Em 2027, os tributos PIS e Cofins deixam de existir e a CBS será totalmente implementada. A alíquota para IBS permanecerá em 0,1%.

Entre 2029 e 2032, as alíquotas do ICMS e do ISS serão reduzidas, enquanto o IBS terá uma elevação gradual. Por fim, em 2033, o novo modelo tributário passa a vigorar de forma integral e o ICMS e o ISS são extintos.

A estimativa é de que a alíquota final da CBS e IBS seja em torno de 27,5%. A CBS e o IBS serão tributos do tipo Imposto sobre Valor Agregado (IVA), que tem a intenção de acabar com o “efeito cascata”, capaz de levar um mesmo imposto a ser pago várias vezes durante o processo de produção ou de comercialização do mesmo bem.

ICMS será o mais afetado

A mudança que mais impactará os municípios na reforma tributária será a alteração da arrecadação do Imposto sobre Circulação de Mercadorias e Serviços (ICMS), que atualmente é o principal tributo estadual partilhado com os municípios.

O ICMS é pago na circulação de qualquer mercadoria, sendo de maior impacto em bebidas, cigarro, combustível e serviços de telecomunicações.

É por meio da partilha do ICMS que alguns municípios bancam os serviços públicos essenciais como saúde, segurança, educação e infraestrutura.

Segundo especialistas, os municípios que dependem da mineração podem sofrer perdas substanciais em suas receitas devido às alterações de distribuição do imposto propostas.

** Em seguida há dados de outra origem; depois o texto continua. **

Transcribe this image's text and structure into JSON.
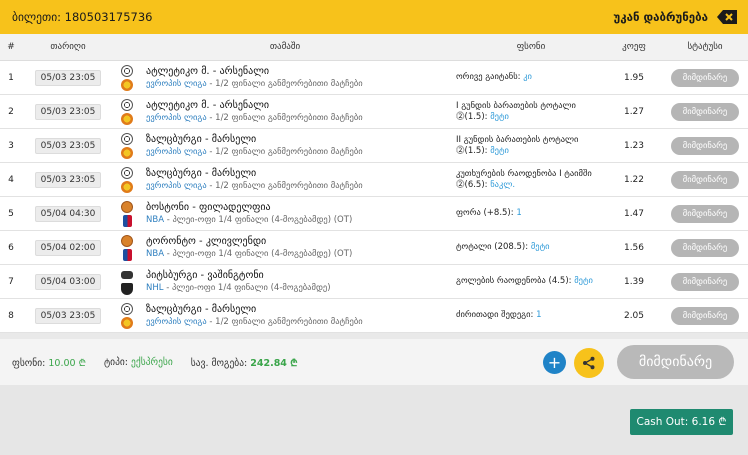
{
  "header": {
    "ticket_label": "ბილეთი: 180503175736",
    "back_label": "უკან დაბრუნება"
  },
  "columns": {
    "num": "#",
    "date": "თარიღი",
    "match": "თამაში",
    "bet": "ფსონი",
    "odd": "კოეფ",
    "status": "სტატუსი"
  },
  "rows": [
    {
      "num": "1",
      "date": "05/03 23:05",
      "sport_icon": "soccer-ball-icon",
      "league_icon": "europa-league-icon",
      "teams": "ატლეტიკო მ. - არსენალი",
      "league_name": "ევროპის ლიგა",
      "league_rest": " - 1/2 ფინალი განმეორებითი მატჩები",
      "bet_text": "ორივე გაიტანს: ",
      "bet_sel": "კი",
      "odd": "1.95",
      "status": "მიმდინარე"
    },
    {
      "num": "2",
      "date": "05/03 23:05",
      "sport_icon": "soccer-ball-icon",
      "league_icon": "europa-league-icon",
      "teams": "ატლეტიკო მ. - არსენალი",
      "league_name": "ევროპის ლიგა",
      "league_rest": " - 1/2 ფინალი განმეორებითი მატჩები",
      "bet_text": "I გუნდის ბარათების ტოტალი ⓶(1.5): ",
      "bet_sel": "მეტი",
      "odd": "1.27",
      "status": "მიმდინარე"
    },
    {
      "num": "3",
      "date": "05/03 23:05",
      "sport_icon": "soccer-ball-icon",
      "league_icon": "europa-league-icon",
      "teams": "ზალცბურგი - მარსელი",
      "league_name": "ევროპის ლიგა",
      "league_rest": " - 1/2 ფინალი განმეორებითი მატჩები",
      "bet_text": "II გუნდის ბარათების ტოტალი ⓶(1.5): ",
      "bet_sel": "მეტი",
      "odd": "1.23",
      "status": "მიმდინარე"
    },
    {
      "num": "4",
      "date": "05/03 23:05",
      "sport_icon": "soccer-ball-icon",
      "league_icon": "europa-league-icon",
      "teams": "ზალცბურგი - მარსელი",
      "league_name": "ევროპის ლიგა",
      "league_rest": " - 1/2 ფინალი განმეორებითი მატჩები",
      "bet_text": "კუთხურების რაოდენობა I ტაიმში ⓶(6.5): ",
      "bet_sel": "ნაკლ.",
      "odd": "1.22",
      "status": "მიმდინარე"
    },
    {
      "num": "5",
      "date": "05/04 04:30",
      "sport_icon": "basketball-icon",
      "league_icon": "nba-icon",
      "teams": "ბოსტონი - ფილადელფია",
      "league_name": "NBA",
      "league_rest": " - პლეი-ოფი 1/4 ფინალი (4-მოგებამდე) (OT)",
      "bet_text": "ფორა (+8.5): ",
      "bet_sel": "1",
      "odd": "1.47",
      "status": "მიმდინარე"
    },
    {
      "num": "6",
      "date": "05/04 02:00",
      "sport_icon": "basketball-icon",
      "league_icon": "nba-icon",
      "teams": "ტორონტო - კლივლენდი",
      "league_name": "NBA",
      "league_rest": " - პლეი-ოფი 1/4 ფინალი (4-მოგებამდე) (OT)",
      "bet_text": "ტოტალი (208.5): ",
      "bet_sel": "მეტი",
      "odd": "1.56",
      "status": "მიმდინარე"
    },
    {
      "num": "7",
      "date": "05/04 03:00",
      "sport_icon": "hockey-puck-icon",
      "league_icon": "nhl-icon",
      "teams": "პიტსბურგი - ვაშინგტონი",
      "league_name": "NHL",
      "league_rest": " - პლეი-ოფი 1/4 ფინალი (4-მოგებამდე)",
      "bet_text": "გოლების რაოდენობა (4.5): ",
      "bet_sel": "მეტი",
      "odd": "1.39",
      "status": "მიმდინარე"
    },
    {
      "num": "8",
      "date": "05/03 23:05",
      "sport_icon": "soccer-ball-icon",
      "league_icon": "europa-league-icon",
      "teams": "ზალცბურგი - მარსელი",
      "league_name": "ევროპის ლიგა",
      "league_rest": " - 1/2 ფინალი განმეორებითი მატჩები",
      "bet_text": "ძირითადი შედეგი: ",
      "bet_sel": "1",
      "odd": "2.05",
      "status": "მიმდინარე"
    }
  ],
  "summary": {
    "stake_label": "ფსონი:",
    "stake_value": "10.00 ₾",
    "type_label": "ტიპი:",
    "type_value": "ექსპრესი",
    "win_label": "სავ. მოგება:",
    "win_value": "242.84 ₾",
    "status_label": "მიმდინარე"
  },
  "cashout": {
    "label": "Cash Out: 6.16 ₾"
  },
  "colors": {
    "header": "#f7c21b",
    "accent_green": "#3aa54a",
    "cashout_bg": "#1f8a70",
    "link_blue": "#2e9ad8"
  }
}
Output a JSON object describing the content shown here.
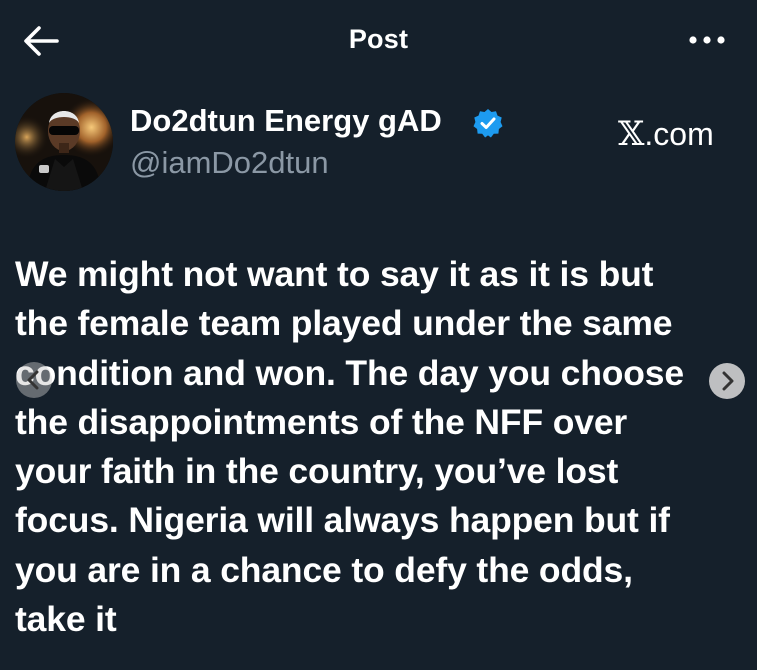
{
  "header": {
    "title": "Post",
    "back_icon": "arrow-left-icon",
    "more_icon": "more-horizontal-icon"
  },
  "author": {
    "name": "Do2dtun Energy gAD",
    "handle": "@iamDo2dtun",
    "verified": true,
    "verified_color": "#1d9bf0"
  },
  "brand": {
    "glyph": "𝕏",
    "suffix": ".com"
  },
  "post": {
    "lines": [
      "We might not want to say it as it is but",
      "the female team played under the same",
      "condition and won. The day you choose",
      "the disappointments of the NFF over",
      "your faith in the country, you’ve lost",
      "focus. Nigeria will always happen but if",
      "you are in a chance to defy the odds,",
      "take it"
    ]
  },
  "carousel": {
    "prev_icon": "chevron-left-icon",
    "next_icon": "chevron-right-icon"
  },
  "colors": {
    "background": "#15202b",
    "text": "#ffffff",
    "secondary_text": "#8b98a5"
  }
}
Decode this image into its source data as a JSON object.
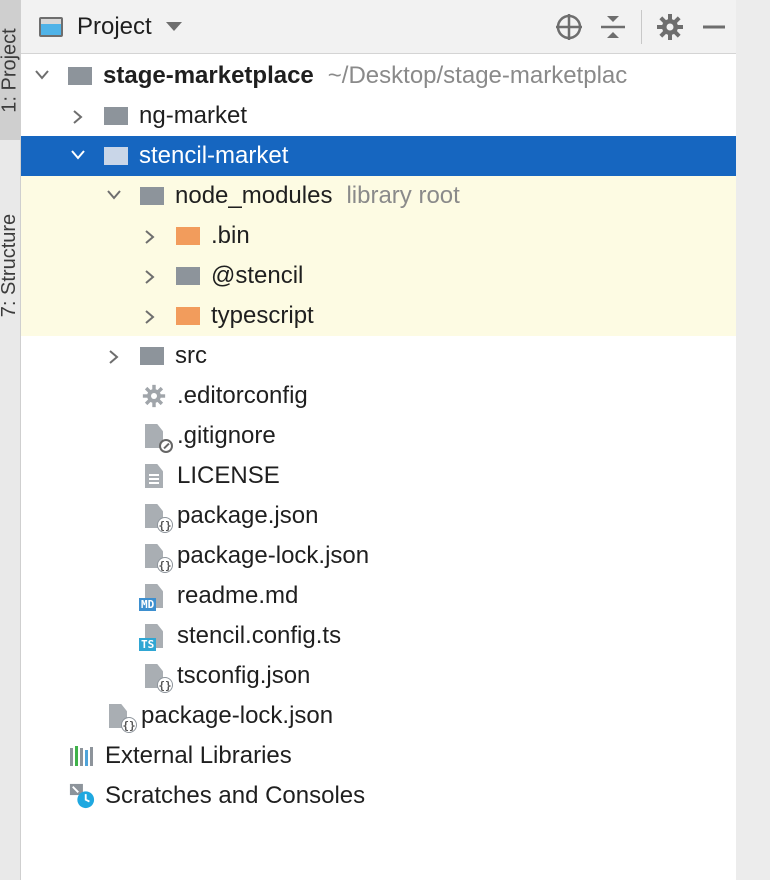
{
  "side_stripe": {
    "tabs": [
      {
        "label": "1: Project"
      },
      {
        "label": "7: Structure"
      }
    ]
  },
  "header": {
    "title": "Project",
    "tools": [
      "locate-icon",
      "collapse-all-icon",
      "gear-icon",
      "hide-icon"
    ]
  },
  "tree": [
    {
      "label": "stage-marketplace",
      "hint": "~/Desktop/stage-marketplac",
      "icon": "folder-grey",
      "arrow": "down"
    },
    {
      "label": "ng-market",
      "icon": "folder-grey",
      "arrow": "right"
    },
    {
      "label": "stencil-market",
      "icon": "folder-white",
      "arrow": "down"
    },
    {
      "label": "node_modules",
      "hint": "library root",
      "icon": "folder-grey",
      "arrow": "down"
    },
    {
      "label": ".bin",
      "icon": "folder-orange",
      "arrow": "right"
    },
    {
      "label": "@stencil",
      "icon": "folder-grey",
      "arrow": "right"
    },
    {
      "label": "typescript",
      "icon": "folder-orange",
      "arrow": "right"
    },
    {
      "label": "src",
      "icon": "folder-grey",
      "arrow": "right"
    },
    {
      "label": ".editorconfig",
      "icon": "gear-icon"
    },
    {
      "label": ".gitignore",
      "icon": "ignore-file-icon"
    },
    {
      "label": "LICENSE",
      "icon": "text-file-icon"
    },
    {
      "label": "package.json",
      "icon": "json-file-icon"
    },
    {
      "label": "package-lock.json",
      "icon": "json-file-icon"
    },
    {
      "label": "readme.md",
      "icon": "markdown-file-icon",
      "badge": "MD"
    },
    {
      "label": "stencil.config.ts",
      "icon": "typescript-file-icon",
      "badge": "TS"
    },
    {
      "label": "tsconfig.json",
      "icon": "json-file-icon"
    },
    {
      "label": "package-lock.json",
      "icon": "json-file-icon"
    },
    {
      "label": "External Libraries",
      "icon": "library-icon"
    },
    {
      "label": "Scratches and Consoles",
      "icon": "scratches-icon"
    }
  ],
  "colors": {
    "selection": "#1666c0",
    "library_root_bg": "#fdfbe3",
    "excluded_folder": "#f29c5c"
  }
}
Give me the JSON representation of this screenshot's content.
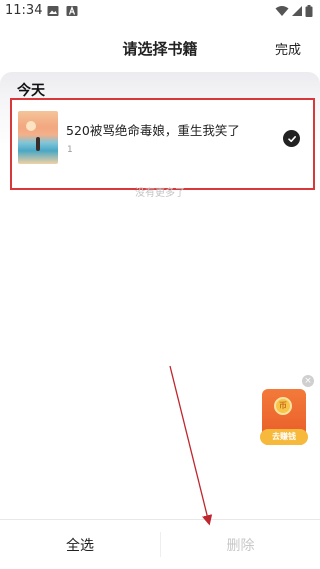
{
  "status_bar": {
    "time": "11:34",
    "icons": [
      "gallery-icon",
      "a-badge-icon",
      "wifi-icon",
      "signal-icon",
      "battery-icon"
    ]
  },
  "header": {
    "title": "请选择书籍",
    "done_label": "完成"
  },
  "section": {
    "title": "今天"
  },
  "books": [
    {
      "title": "520被骂绝命毒娘，重生我笑了",
      "progress_text": "1",
      "selected": true
    }
  ],
  "list_footer": "没有更多了",
  "floating_reward": {
    "label": "去赚钱",
    "coin_glyph": "币"
  },
  "bottom_bar": {
    "select_all_label": "全选",
    "delete_label": "删除"
  },
  "colors": {
    "highlight_border": "#d9383a",
    "annotation_arrow": "#c0262d",
    "reward_orange": "#e85a27"
  }
}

De acordo com o presidente da Associação Municípios Mineradores de Minas Gerais (Amig) e prefeito da cidade de Conceição do Mato Dentro, José de Oliveira, a reforma prejudica os municípios que produzem em grandes quantidades no setor da mineração, mas com número baixo de população.

“Essa reforma tributária desincentiva as cidades que hoje buscam empresas para ficarem nos seus municípios para aumentar a repartição do ICMS, afinal, com a população sendo pequena não adianta ter na sua cidade uma empresa de grande porte, pois você não vai receber um ICMS maior por isso”, afirma Oliveira.

Reforma está na fase de regulamentação

Recentemente o Ministério da Fazenda criou grupos técnicos para discutir a regulamentação da Reforma Tributária. As discussões servirão de oportunidade para que representantes das Prefeituras apresentem soluções que fiquem boas aos municípios.

“Florianópolis conquistou a indicação de um Auditor Fiscal da Secretaria da Fazenda como representante do Grupo Técnico 16 que tratará da regulamentação da distribuição dos recursos do IBS, inclusive no período de transição”,  explica o prefeito de Florianópolis, Topázio Neto.

“Outros auditores fiscais e procuradores do município estão sendo indicados pela Fazenda para o comitê de assessoramento que a FNP está criando para cada um dos grupos. Mas a questão de ter cota-parte do estado aos municípios relativos ao IBS, um imposto compartilhado entre os entes, é que não vemos sentido”.